L’élection présidentielle de cette année a été clairement marquée par le débat sur l’avortement, obligeant les candidats à se positionner. Kamala Harris a été la plus à l’aise dans cette position, même si cela n’a pas suffi pour qu’elle l’emporte globalement. Donald Trump, après avoir fulminé, a dû déclarer qu’il ne l’interdirait pas au niveau fédéral s’il devenait président. Il a esquivé la question pour éviter d’être en décalage avec une société dans laquelle l’avortement légal continue d’être défendu par de larges majorités.
Les sondages réalisés montrent que plus de 63 % de la population est favorable à la légalisation de l’avortement. Ces chiffres ont été corroborés par les référendums organisés mardi dernier, au cours desquels l’avortement a été approuvé dans 7 des 10 États où ils se sont tenus. Dans trois États, il a été rejeté, mais il convient de noter que la Floride n’a pas réussi à passer parce qu’il fallait une majorité spéciale (60 % des voix) et qu’elle a obtenu 57 % en faveur de la légalisation de l’avortement. La défaite de cet État porte également préjudice aux femmes des États du sud qui avaient l’habitude de se rendre en Floride avant la chute de Roe v. Wade, parce qu’elle était plus accessible.
En revanche, en Arizona et dans le Missouri – où Trump a remporté l’élection présidentielle – l’illégalité a été inversée. Dans le Missouri, l’interdiction était presque totale (elle n’était autorisée qu’en cas de risque pour la femme et sa définition était si vague qu’il était presque impossible de l’appliquer) et il ne restait plus qu’une seule clinique dans tout l’État qui pouvait pratiquer l’avortement. Dans l’Arizona, où il a également gagné, l’avortement n’était autorisé que jusqu’à 15 semaines et comportait également des restrictions de facto qui en rendaient l’accès presque impossible. Dans les cinq autres États qui ont remporté le reférendum, ils ont pu prolonger les semaines dans certains cas, les protéger dans la Constitution ou les empêcher de restreindre l’accès à l’avortement.
Ces victoires sont très importantes à deux égards. D’abord, parce qu’avec l’ajout de l’Arizona et du Missouri aux États où l’avortement est autorisé, 2 millions de femmes supplémentaires pourront accéder à ce droit (et, bien sûr, dans les autres États où il était déjà légal, les possibilités d’accès peuvent être avancées).
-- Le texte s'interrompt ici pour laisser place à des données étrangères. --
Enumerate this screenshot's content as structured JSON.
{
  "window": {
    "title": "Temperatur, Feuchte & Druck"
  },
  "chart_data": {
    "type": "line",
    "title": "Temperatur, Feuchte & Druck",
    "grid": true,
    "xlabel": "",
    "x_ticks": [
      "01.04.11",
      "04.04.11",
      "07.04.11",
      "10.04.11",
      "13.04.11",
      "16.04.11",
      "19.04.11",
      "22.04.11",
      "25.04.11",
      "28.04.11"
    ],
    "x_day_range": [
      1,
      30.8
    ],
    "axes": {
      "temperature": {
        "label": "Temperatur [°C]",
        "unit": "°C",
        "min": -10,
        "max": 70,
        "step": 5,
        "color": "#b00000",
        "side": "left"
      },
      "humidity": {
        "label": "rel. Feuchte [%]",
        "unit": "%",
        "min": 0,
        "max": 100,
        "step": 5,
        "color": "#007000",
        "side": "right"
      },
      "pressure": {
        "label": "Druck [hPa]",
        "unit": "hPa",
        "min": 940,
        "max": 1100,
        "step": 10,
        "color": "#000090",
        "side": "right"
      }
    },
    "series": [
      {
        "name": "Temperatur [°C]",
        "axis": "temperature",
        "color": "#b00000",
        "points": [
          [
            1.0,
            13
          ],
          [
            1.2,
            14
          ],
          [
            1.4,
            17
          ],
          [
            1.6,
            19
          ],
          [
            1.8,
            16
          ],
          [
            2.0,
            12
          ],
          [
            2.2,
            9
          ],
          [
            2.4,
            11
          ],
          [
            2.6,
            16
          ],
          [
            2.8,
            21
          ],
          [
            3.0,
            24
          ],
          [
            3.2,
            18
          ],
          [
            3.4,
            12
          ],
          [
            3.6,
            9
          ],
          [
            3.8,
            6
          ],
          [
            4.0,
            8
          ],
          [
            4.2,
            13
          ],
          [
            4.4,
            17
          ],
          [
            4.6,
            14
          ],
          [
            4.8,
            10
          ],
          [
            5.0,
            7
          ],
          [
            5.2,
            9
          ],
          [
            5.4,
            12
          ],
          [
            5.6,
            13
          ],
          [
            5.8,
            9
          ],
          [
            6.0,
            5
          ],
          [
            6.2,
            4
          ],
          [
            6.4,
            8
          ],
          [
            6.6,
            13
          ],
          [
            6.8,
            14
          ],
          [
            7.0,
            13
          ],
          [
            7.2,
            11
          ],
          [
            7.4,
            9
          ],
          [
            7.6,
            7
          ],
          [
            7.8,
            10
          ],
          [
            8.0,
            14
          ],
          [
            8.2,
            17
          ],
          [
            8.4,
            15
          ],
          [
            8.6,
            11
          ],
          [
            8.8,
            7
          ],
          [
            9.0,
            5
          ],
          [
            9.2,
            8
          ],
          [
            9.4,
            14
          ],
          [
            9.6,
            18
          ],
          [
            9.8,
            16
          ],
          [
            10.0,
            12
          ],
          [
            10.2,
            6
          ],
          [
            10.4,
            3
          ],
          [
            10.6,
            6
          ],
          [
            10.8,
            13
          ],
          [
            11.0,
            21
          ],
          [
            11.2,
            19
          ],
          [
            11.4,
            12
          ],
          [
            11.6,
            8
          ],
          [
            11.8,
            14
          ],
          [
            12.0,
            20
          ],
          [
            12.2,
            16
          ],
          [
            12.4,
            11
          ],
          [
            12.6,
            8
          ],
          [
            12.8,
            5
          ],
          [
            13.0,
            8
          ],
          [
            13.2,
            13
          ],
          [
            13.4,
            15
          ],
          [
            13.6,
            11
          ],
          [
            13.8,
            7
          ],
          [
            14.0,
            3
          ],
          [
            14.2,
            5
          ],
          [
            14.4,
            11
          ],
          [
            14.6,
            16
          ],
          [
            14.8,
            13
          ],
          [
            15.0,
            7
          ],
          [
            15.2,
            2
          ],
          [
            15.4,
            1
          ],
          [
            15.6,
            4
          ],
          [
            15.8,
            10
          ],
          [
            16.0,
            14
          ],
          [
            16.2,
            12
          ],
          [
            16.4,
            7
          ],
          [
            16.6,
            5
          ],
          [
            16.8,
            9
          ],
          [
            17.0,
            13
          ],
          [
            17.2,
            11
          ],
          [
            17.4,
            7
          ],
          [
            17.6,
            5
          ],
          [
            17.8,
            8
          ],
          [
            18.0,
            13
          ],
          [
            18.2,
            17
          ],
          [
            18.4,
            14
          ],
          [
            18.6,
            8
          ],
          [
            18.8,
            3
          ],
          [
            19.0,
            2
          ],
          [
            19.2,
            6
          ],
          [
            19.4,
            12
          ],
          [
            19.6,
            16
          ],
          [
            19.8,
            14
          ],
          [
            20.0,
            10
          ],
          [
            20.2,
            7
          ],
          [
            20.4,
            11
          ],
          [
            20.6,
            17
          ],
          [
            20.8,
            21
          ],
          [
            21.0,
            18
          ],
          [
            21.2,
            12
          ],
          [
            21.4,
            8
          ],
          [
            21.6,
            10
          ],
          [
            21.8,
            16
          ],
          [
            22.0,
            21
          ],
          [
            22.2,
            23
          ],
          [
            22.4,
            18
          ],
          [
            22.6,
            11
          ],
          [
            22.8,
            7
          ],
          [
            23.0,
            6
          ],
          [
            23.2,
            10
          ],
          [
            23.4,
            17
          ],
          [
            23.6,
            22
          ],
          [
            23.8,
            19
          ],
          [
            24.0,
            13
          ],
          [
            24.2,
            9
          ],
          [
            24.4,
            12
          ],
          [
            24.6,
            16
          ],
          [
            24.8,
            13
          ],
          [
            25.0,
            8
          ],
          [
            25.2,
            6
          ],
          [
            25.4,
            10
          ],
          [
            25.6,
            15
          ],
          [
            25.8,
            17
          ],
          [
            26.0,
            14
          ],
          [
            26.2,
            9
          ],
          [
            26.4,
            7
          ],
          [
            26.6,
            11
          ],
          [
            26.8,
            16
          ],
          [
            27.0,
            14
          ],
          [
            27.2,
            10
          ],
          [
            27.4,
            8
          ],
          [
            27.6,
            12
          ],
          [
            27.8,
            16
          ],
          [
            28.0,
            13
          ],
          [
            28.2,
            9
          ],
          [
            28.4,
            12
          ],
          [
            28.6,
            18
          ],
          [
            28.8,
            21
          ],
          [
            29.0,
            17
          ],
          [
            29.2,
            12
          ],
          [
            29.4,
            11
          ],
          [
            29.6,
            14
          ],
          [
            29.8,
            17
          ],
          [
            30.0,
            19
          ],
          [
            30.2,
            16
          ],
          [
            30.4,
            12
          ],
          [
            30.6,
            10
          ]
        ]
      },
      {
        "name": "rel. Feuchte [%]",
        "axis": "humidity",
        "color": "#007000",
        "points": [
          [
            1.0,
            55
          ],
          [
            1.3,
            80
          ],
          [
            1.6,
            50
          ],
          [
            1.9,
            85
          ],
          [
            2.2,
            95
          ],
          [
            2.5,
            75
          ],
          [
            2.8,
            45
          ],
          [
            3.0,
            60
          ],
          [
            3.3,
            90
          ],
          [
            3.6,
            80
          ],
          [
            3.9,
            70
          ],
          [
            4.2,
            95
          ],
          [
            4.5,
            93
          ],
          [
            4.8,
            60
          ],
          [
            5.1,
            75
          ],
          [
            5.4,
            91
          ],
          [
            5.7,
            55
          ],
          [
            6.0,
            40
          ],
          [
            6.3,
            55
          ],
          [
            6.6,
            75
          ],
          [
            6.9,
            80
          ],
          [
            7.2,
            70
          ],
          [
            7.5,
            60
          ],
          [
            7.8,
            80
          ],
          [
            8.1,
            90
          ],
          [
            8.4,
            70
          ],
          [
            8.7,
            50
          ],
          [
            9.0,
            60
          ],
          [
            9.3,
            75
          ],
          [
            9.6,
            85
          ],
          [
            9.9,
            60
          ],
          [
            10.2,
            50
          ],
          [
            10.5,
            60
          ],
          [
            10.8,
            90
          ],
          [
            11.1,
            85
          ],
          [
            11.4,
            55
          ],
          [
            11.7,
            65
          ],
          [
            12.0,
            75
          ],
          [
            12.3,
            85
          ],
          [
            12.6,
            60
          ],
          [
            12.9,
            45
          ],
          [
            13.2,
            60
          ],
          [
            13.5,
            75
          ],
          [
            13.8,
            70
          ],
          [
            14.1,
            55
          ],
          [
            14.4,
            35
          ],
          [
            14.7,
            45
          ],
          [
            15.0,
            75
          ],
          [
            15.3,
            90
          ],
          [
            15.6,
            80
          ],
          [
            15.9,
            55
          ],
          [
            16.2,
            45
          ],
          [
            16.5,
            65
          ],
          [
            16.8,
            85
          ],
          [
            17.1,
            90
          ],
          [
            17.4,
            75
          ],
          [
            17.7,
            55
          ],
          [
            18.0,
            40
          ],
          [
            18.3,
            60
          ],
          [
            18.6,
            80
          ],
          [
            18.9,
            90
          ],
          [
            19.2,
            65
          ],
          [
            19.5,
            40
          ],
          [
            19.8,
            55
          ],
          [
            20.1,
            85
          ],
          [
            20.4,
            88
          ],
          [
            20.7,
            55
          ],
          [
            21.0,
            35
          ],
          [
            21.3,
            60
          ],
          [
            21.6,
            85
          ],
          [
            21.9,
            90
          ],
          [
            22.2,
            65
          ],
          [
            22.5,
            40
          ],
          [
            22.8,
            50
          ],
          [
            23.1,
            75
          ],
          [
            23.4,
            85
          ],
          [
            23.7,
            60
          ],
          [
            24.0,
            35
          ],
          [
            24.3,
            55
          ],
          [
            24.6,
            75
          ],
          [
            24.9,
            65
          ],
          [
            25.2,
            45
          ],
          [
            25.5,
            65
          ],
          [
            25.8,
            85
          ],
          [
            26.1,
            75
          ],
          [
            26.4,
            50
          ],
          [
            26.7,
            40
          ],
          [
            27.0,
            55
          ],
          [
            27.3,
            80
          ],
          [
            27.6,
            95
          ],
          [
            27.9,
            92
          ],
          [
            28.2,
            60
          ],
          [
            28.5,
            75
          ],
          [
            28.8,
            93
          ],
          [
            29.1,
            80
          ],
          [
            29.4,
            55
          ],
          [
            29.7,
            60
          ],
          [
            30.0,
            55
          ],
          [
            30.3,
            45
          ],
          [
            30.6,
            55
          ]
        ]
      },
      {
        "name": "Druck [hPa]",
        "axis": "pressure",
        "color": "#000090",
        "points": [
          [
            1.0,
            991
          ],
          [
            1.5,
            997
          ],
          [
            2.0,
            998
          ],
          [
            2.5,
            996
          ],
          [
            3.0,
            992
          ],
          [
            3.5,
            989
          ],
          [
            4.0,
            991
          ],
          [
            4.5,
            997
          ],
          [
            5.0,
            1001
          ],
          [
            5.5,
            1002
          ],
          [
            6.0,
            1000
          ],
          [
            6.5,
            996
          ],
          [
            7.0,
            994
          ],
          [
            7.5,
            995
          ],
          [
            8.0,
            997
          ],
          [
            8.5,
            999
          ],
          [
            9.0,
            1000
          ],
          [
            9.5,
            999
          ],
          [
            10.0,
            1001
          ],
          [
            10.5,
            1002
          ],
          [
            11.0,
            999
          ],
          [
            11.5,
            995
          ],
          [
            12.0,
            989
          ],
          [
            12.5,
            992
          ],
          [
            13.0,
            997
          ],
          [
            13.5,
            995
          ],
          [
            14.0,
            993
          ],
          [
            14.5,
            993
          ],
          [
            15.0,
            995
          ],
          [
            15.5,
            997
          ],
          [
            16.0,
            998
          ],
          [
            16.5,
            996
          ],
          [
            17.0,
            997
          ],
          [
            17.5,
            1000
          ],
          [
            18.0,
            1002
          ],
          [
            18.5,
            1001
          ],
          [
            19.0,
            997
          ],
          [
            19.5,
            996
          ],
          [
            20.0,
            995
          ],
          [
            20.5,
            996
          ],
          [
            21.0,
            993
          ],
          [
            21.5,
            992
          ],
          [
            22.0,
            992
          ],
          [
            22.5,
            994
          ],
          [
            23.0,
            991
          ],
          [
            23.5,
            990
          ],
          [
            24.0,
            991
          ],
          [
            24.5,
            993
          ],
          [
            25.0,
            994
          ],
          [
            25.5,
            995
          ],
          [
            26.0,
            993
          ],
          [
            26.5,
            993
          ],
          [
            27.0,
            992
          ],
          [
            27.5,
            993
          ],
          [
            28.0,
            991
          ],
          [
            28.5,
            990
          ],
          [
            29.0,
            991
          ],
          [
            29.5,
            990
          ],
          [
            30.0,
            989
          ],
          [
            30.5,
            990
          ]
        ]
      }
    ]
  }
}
Dans tous les cas, les résultats ne sont pas immédiatement applicables, certains doivent passer par des rebondissements juridiques (surtout avec la victoire de Trump confirmée), puis garantir la mise en œuvre, mais les soutiens exprimés dans ces votes sont un plancher pour se battre pour cela.
D’autre part, une grande majorité sociale a pu exprimer son soutien au droit des femmes à décider de leur propre corps. Dans les semaines précédant les élections, des campagnes ont été menées pour défendre l’avortement légal, et pas seulement là où se tenaient les référendums. Il y a eu également la Marche des femmes, au cours de laquelle des dizaines de milliers de personnes ont défilé avec des foulards verts et des affiches pour défendre les droits des femmes et les diversités sexuelles.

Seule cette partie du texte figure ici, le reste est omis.